In Europe, the Carbon Border Adjustment Mechanism (CBAM) exemplifies how climate goals can double as trade barriers. Fully operational since 2023 (with transitional reporting through 2025 and the definitive phase starting in 2026), CBAM charges importers for embedded carbon emissions in goods like fertilizers, hydrogen, organic chemicals, and polymers—sectors critical to the chemical industry. By leveling the playing field against countries with less stringent emissions standards, the EU protects its industries from "carbon leakage" while promoting global decarbonization.
For chemicals, the impact is profound. Exporters to the EU, particularly those from Asia, face higher costs unless they adopt low-carbon production methods, which could potentially reduce their competitiveness. Studies show CBAM reduces leakage by about half when free allowances are phased out, but it also shifts trade patterns, favoring EU producers. In the petrochemical industry, combined with the EU Emissions Trading System (ETS), it drives up costs, prompting innovation but challenging imports.

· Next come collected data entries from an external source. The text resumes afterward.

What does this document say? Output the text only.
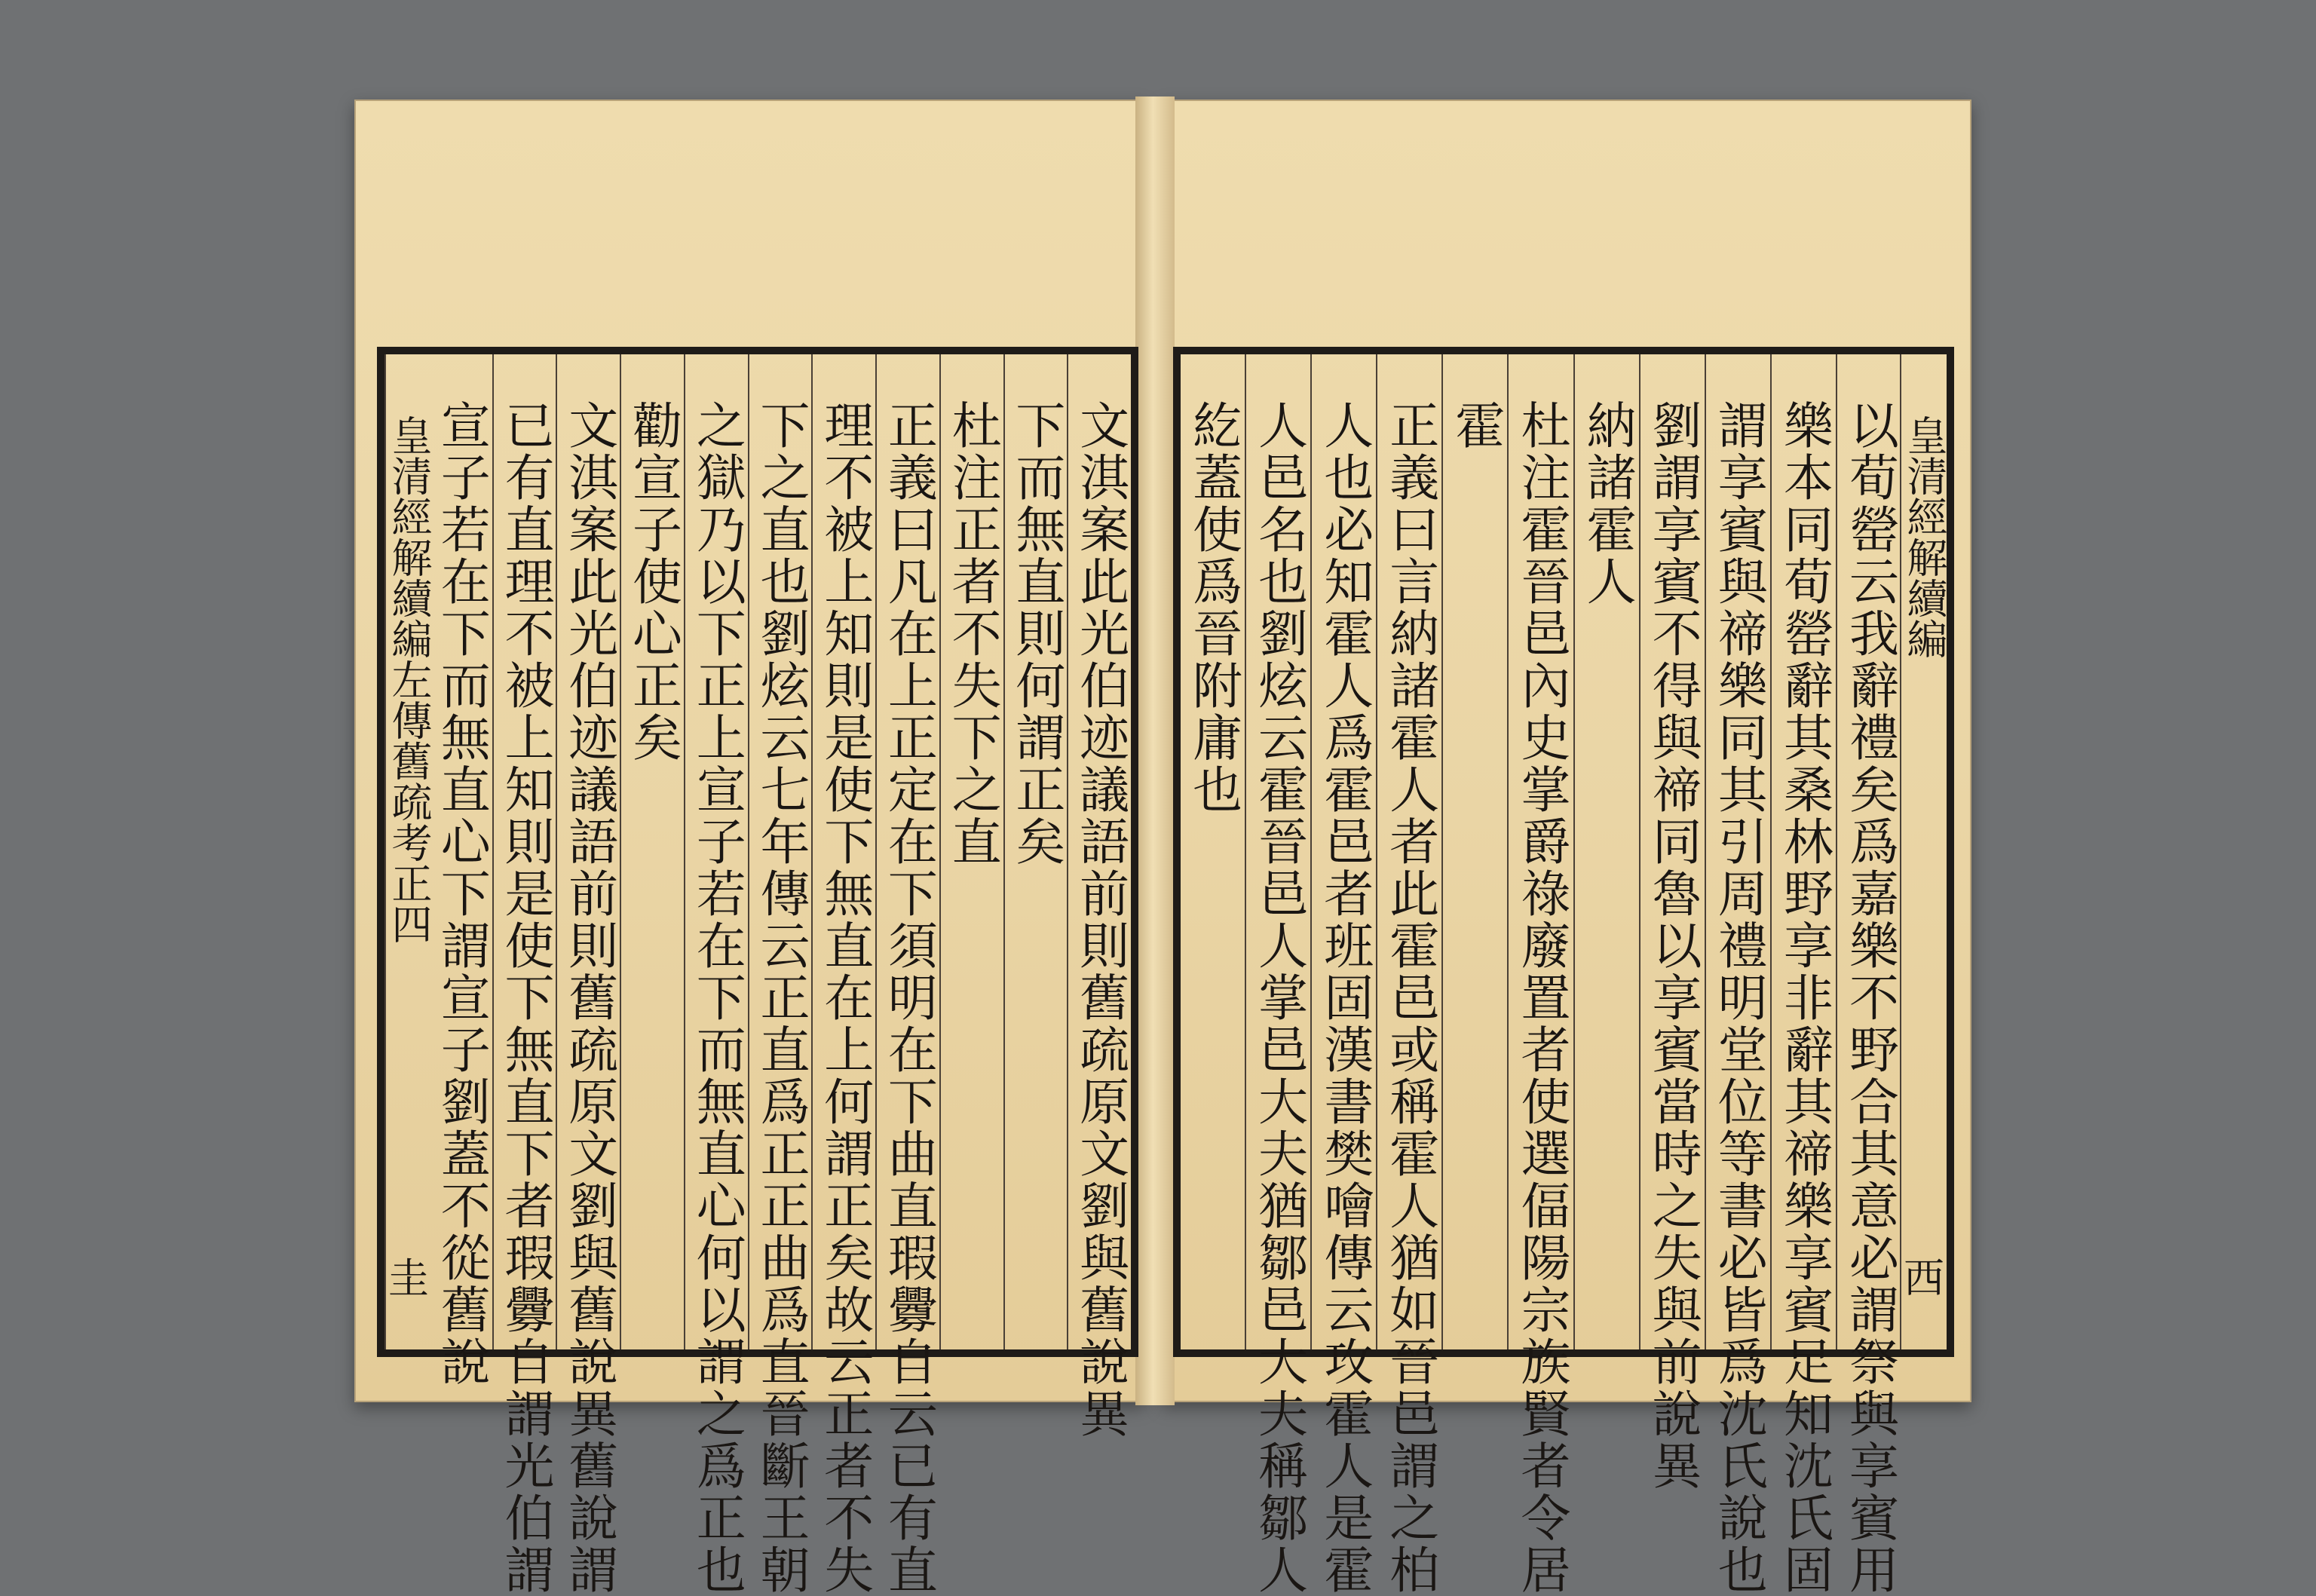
文淇案此光伯迹議語前則舊疏原文劉與舊說異
下而無直則何謂正矣
杜注正者不失下之直
正義曰凡在上正定在下須明在下曲直瑕釁自云已有直
理不被上知則是使下無直在上何謂正矣故云正者不失
下之直也劉炫云七年傳云正直爲正正曲爲直晉斷王朝
之獄乃以下正上宣子若在下而無直心何以謂之爲正也
勸宣子使心正矣
文淇案此光伯迹議語前則舊疏原文劉與舊說異舊說謂
已有直理不被上知則是使下無直下者瑕釁自謂光伯謂
宣子若在下而無直心下謂宣子劉蓋不從舊說
皇清經解續編左傳舊疏考正四
圭	以荀罃云我辭禮矣爲嘉樂不野合其意必謂祭與享賓用
樂本同荀罃辭其桑林野享非辭其禘樂享賓足知沈氏固
謂享賓與禘樂同其引周禮明堂位等書必皆爲沈氏說也
劉謂享賓不得與禘同魯以享賓當時之失與前說異
納諸霍人
杜注霍晉邑內史掌爵祿廢置者使選偪陽宗族賢者令居
霍
正義曰言納諸霍人者此霍邑或稱霍人猶如晉邑謂之柏
人也必知霍人爲霍邑者班固漢書樊噲傳云攻霍人是霍
人邑名也劉炫云霍晉邑人掌邑大夫猶鄒邑大夫稱鄒人
紇蓋使爲晉附庸也	皇清經解續編
西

Complementing CBAM is the EU Deforestation Regulation (EUDR), which bans the import of commodities linked to deforestation, including palm oil, rubber, and soy—feedstocks for many chemicals, such as surfactants and polymers. The EUDR requires due diligence to prove the deforestation-free origins of products, thereby reconfiguring supply chains. Effective December 30, 2025, for large firms, it disproportionately affects exporters from developing nations, acting as a non-tariff barrier that bolsters EU sustainability credentials at the expense of global trade equity.
Another layer emerges in the ongoing restrictions on bisphenol A (BPA), a chemical linked to health concerns in food contact materials. As regulations tighten globally, companies like Sherwin-Williams have stepped in with alternatives: coatings based on acrylics, polyesters, and non-BPA epoxies for cans and packaging. Their valPure® line provides slot-in solutions, sustaining offtake for these chemicals amid BPA restrictions. In the EU, where demand for acrylics surges due to weak markets elsewhere, this supports local sourcing and stabilizes the troubled chemical sector. What starts as a safety measure evolves into a trade advantage, favoring producers of compliant alternatives.
Other examples abound. The US Toxic Substances Control Act (TSCA) restricts imports of hazardous chemicals, often requiring extensive testing that disadvantages foreign suppliers. In the EU, REACH registration demands detailed data on substances, creating barriers for non-EU exporters. These regulations, while environmentally sound, can lead to adverse trade effects, including reduced exports and shifts in plant locations.
The overlap of regulation and protectionism forces chemical companies to adapt. Supply chains are becoming more localized, which increases the risks of fragmentation and higher costs. For sectors like chlor-alkali and PVC, this means diversified sourcing, investment in compliance, and potential innovation in green alternatives. Yet, it also raises questions of fairness: do these measures truly advance global sustainability, or do they entrench advantages for developed economies?
As chemical trade evolves, stakeholders must balance ethical imperatives with economic realities. Policymakers could foster transparency and international cooperation to minimize unintended trade barriers. For businesses, staying ahead means closely monitoring regulations and building resilient, traceable supply chains.